The jobs fair, held at the end of June, was supported by 17 healthcare establishments in Flanders and attracted 3,500 visitors. In Flanders, job vacancies for nurses go unfilled, despite the best efforts of the health-care sector to attract more young people to the profession. Health-care consortium Zorgnet Vlaanderen estimates that the sector will require 60,000 new staff in the coming six years, as a consequence of retirements.
In Spain, on the other hand, jobs are becoming more scarce in the profession, as in the economy as a whole. At present, unemployment among young people stands at around 25%. In addition, pay and conditions are not as advantageous as hospitals and clinics here are able to offer.
“Last summer, I worked for three months,” recent nursing graduate Rocio Wolse told VRT news. She has been searching for a job since then, but she said, “the situation is complicated. I didn’t find anything.” She was last week on a reconnaissance visit to the Veilige Haven care facility in Aalter, East Flanders, with other prospective colleagues. It is offering four places to Spanish caregivers; four others are considering offers from a rest home in Deinze.
Zorgnet Vlaanderen once opposed the importing of nursing personnel. “The reality forced us to change our point of view,” admitted managing director Peter Degadt. “We made enormous efforts in recent years to find a solution to the problem in our own country. In the last academic year, the number of nursing students went up by 30%, but even that is not enough. The shortage is particularly acute in geriatric care. This is a trial project. We will need to wait and see if it is successful.”
In Portugal, meanwhile, a similar problem exists for engineers, another specialism Flanders needs. In response to a request from the Portuguese equivalent of the VDAB, which has an estimated 18,000 unemployed engineers on its books, another jobs fair was organised.

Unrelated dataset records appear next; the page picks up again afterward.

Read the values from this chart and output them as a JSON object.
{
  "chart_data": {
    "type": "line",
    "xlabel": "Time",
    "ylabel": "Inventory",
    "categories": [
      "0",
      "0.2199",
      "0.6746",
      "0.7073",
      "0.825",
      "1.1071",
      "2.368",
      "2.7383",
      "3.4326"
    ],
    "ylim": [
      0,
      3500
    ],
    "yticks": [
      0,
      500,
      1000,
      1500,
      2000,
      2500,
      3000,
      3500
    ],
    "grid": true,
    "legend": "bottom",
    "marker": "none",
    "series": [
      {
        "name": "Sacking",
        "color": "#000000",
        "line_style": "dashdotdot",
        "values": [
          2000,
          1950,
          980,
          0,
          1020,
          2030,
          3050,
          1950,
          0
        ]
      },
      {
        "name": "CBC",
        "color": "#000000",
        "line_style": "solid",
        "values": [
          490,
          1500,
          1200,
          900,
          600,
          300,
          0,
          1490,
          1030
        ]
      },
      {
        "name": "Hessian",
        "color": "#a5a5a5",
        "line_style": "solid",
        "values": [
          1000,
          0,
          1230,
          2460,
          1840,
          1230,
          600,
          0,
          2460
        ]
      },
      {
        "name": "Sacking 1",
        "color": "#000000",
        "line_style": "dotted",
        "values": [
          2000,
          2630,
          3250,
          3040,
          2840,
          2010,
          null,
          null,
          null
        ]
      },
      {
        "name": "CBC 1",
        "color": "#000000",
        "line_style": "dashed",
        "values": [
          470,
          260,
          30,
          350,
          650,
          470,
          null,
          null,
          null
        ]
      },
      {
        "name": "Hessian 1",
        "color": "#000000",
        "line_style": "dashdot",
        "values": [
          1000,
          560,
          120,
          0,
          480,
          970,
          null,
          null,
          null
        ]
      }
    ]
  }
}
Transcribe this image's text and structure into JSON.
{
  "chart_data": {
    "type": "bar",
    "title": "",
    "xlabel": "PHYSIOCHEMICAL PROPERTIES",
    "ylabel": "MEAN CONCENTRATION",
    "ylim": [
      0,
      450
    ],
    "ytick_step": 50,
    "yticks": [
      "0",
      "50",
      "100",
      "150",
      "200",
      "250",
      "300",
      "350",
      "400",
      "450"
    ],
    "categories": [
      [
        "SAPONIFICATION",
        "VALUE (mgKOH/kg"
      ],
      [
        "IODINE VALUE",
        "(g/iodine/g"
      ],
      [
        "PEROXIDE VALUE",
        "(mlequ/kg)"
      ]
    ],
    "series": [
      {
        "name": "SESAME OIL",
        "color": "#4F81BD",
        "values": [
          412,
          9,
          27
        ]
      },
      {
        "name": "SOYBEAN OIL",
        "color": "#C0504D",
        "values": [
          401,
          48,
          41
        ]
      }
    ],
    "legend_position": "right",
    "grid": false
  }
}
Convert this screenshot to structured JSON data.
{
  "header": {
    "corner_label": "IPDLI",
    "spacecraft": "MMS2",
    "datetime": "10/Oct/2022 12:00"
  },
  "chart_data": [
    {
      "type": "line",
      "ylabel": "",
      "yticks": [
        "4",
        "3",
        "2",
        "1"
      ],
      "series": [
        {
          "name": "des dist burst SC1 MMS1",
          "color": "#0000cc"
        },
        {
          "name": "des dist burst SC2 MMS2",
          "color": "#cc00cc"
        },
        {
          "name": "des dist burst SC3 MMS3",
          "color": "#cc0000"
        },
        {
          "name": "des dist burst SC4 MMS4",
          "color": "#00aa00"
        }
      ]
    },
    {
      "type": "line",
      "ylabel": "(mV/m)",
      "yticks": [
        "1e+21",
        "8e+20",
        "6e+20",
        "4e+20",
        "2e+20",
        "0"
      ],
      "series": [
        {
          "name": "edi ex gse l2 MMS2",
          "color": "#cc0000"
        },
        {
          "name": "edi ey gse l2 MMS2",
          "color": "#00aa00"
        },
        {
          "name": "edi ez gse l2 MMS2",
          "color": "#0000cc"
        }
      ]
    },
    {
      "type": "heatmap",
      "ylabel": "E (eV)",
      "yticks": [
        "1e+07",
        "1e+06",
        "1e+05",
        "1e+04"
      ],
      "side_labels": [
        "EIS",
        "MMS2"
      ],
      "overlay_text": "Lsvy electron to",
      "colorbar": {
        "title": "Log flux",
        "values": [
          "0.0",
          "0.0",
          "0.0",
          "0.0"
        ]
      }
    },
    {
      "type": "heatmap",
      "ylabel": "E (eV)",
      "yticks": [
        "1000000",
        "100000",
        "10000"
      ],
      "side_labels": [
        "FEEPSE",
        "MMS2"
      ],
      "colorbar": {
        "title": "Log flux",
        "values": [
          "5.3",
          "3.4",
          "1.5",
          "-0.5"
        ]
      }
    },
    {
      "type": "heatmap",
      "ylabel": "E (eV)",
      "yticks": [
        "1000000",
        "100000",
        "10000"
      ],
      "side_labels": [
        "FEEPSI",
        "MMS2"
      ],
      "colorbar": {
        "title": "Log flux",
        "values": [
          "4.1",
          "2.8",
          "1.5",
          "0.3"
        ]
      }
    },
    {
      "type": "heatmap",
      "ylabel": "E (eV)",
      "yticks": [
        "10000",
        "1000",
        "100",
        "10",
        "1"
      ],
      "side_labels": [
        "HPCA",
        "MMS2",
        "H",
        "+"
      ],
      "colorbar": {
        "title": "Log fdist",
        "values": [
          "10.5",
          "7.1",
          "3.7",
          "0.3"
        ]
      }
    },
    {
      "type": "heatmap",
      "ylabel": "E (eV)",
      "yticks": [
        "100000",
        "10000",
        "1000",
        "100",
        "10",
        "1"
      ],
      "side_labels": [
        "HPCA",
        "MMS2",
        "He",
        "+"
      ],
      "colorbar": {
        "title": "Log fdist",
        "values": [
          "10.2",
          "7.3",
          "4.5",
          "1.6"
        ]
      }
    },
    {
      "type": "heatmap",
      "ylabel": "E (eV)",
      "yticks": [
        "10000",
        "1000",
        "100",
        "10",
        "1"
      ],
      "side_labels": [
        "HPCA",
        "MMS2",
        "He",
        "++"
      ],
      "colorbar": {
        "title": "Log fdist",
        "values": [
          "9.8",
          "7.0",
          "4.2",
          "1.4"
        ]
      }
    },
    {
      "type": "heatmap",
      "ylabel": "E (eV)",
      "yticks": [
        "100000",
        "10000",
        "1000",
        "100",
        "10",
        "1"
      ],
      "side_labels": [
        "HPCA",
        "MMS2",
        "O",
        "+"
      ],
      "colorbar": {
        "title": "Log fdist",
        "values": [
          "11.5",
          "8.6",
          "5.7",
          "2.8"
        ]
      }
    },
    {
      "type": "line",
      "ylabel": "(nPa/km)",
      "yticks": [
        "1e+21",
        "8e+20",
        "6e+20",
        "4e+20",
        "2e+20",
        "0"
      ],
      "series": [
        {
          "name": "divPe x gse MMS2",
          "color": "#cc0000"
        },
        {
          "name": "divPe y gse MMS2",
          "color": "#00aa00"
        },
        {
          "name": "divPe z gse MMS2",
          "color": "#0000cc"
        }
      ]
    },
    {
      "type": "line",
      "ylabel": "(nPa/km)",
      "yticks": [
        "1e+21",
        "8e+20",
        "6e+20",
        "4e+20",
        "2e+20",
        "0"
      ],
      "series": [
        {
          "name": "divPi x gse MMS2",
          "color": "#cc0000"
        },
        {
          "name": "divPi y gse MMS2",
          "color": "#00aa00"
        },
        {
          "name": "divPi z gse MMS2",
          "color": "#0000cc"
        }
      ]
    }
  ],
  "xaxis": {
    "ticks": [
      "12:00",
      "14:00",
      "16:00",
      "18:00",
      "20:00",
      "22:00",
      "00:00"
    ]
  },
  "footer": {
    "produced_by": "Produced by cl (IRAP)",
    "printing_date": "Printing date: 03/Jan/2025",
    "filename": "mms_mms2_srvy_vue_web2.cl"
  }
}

According to Gert De Buck, a specialist in employment mobility at the VDAB, 90 companies from Flanders expressed an interest, and 20 of them travelled to Portugal, where 4,000 engineers turned up. “The first 22 of them have already started work,” De Buck said.
Meanwhile Zorgnet called for “urgent measures” to cope with the lack of medical specialists in Flanders’ hospitals. More and more doctors are opting to go into private practice to avoid long hours, weekend work and on-call duty. According to their survey, nine out of 10 hospitals have more difficulty attracting specialists now than 10 years ago.